> Sel4 is less than 9k lines of code
By my count, it's approximately 86k loc.
> That is a very, very long way from developing a general-purpose compiler for a general-purpose system language that can perform arbitrary formal verification for arbitrary code
Even a language like ATS (which is ‘general-purpose’) can verify a substantial majority of code which would need to be marked ‘unsafe’ under rust. (It also proves a number of other interesting and desirable features, like bounding recursion.)
> I doubt that [complete formal verification, as a goal] would be a particularly useful one for 99% of developers anyway
Why? I find that a pretty attractive proposition.
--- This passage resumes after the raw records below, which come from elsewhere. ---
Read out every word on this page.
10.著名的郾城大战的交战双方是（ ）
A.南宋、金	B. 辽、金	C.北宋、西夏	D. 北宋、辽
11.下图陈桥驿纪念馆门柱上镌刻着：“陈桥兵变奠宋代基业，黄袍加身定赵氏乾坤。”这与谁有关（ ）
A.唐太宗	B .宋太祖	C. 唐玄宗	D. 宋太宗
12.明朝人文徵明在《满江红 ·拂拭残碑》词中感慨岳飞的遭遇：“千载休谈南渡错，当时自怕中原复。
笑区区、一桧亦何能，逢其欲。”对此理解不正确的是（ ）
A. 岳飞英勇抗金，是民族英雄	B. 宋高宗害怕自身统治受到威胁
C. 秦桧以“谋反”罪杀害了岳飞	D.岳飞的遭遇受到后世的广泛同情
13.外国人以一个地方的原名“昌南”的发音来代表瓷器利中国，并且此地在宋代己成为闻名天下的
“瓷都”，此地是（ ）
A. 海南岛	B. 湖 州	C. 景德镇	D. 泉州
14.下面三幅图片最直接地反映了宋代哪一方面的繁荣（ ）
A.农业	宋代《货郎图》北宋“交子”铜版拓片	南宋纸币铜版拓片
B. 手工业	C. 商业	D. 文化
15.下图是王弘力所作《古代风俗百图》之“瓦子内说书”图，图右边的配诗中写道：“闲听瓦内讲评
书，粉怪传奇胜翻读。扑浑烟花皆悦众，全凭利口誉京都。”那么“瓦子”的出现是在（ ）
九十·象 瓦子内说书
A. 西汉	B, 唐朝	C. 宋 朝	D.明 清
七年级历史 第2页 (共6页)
Safety isn't an end to itself; it's means that enables a broader desire to produce more reliable, correct software. One of the great things that rust (and, to a lesser extent, typescript) have done is to bring more expressive, powerful type systems into vogue. Ones that can more effectively model real-world systems and verify program behaviour. Why choose to stop, arbitrarily, with however much power rust's type system happens to have at the moment?
> Veloren (https://gitlab.com/veloren/veloren/) has almost 120,000 lines of code nowadays and yet has fewer usages of unsafe code than you can count with a single hand
Veloren is a video game and arguably has no excuse for having any unsafe code. Redox, which is probably a better case study, uses the keyword 8k times.